When people do stand up, as they are now around Trayvon Martin, it actually becomes possible to change a lot of things: both the outrage that people are protesting, and the way that they are thinking about things. As Bob Avakian has recently said, when this begins to happen, "the conditions become much more favourable for [those who are standing up] to begin to see the world in a different way – to transform themselves, in terms of their understanding, and in terms of their feelings – in terms of their orientation toward society, toward the world, toward other people, and what kind of relations there should be among people."
So that is one big thing to keep foremost in mind – that right now, what must happen to change anything at all, is to step forward and act around this outrage. At the same time, if you want to understand how to change the way that people treat each other, you have to get to the root of the problem.
If you want to change both the ways that the system and its tools and willing accomplices crush people like Trayvon Martin, and the ways that it also gets people to mess over each other – you have to get rid of the system itself, through revolution. And you have to dig out the thinking this system gives rise to, beginning right now, and then taking a leap once people have actually won power. You can't do that by trying to reform this system that's based on exploitation. Exploitation – making profit off of other people's labour – has been at the root of the problem since the first African was kidnapped to be exploited as a slave in the "new world". The state power we now live under – the government, with its organs of force and violence at the core of it – is a product of exploitation, and was built to maintain and extend it.
No, we need a whole new state power. A state power based on getting rid of exploitation, getting rid of one people oppressing another, getting rid of everything that reinforces all that... including those ideas in people's thinking that reflect the ways of exploitation. That's what this revolution is all about – a new state power that backs the masses up in making these transformations from head to toe, as part of getting to a world where humanity has put all that behind it.
You have to make revolution to do that. You have to get with the movement for revolution today – fighting back and, as we do, struggling with people to break with these ideas.

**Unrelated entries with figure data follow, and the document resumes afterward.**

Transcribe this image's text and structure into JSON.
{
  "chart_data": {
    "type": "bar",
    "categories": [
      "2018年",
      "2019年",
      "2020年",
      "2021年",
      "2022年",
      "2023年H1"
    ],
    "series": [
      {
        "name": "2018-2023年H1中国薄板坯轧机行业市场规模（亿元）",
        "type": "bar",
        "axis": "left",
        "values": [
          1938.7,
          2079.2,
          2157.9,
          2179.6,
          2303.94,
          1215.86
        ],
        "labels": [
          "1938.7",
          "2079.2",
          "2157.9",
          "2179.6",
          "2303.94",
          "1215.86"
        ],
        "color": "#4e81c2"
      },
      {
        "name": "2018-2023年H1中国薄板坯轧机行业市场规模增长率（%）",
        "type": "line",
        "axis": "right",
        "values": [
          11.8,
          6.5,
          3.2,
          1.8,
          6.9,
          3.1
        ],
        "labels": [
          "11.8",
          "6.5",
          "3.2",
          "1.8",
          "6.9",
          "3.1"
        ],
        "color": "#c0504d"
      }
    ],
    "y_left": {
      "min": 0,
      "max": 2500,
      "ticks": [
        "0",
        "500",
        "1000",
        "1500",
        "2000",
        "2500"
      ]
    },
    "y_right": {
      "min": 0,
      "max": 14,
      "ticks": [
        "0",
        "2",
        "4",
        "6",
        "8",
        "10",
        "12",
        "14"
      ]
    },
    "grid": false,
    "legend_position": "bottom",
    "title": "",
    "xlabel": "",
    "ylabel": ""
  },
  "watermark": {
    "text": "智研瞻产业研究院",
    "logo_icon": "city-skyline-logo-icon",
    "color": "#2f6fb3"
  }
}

In other words: "Fight the Power, and Transform the People, for Revolution." We have to rally the youth – a lot of whom in fact are caught up in some of the mentality this system has put on them – to fight back, and welcome it when (as is beginning to happen today) many of them are fighting back, and struggle with them to transform their thinking in the process... to get with the real revolution.
There is no other solution to this problem – all the preaching in the world only makes it worse, and even the efforts to bring real truth to the youth cannot take root without this. And there is no other way to the whole new world that is needed, and is possible, where all exploitation and oppression and destructive antagonisms between people – and all the mentalities and ways of thinking that reflect and reinforce that oppression – are things of the past, and where all people can truly flourish and rise to their full heights.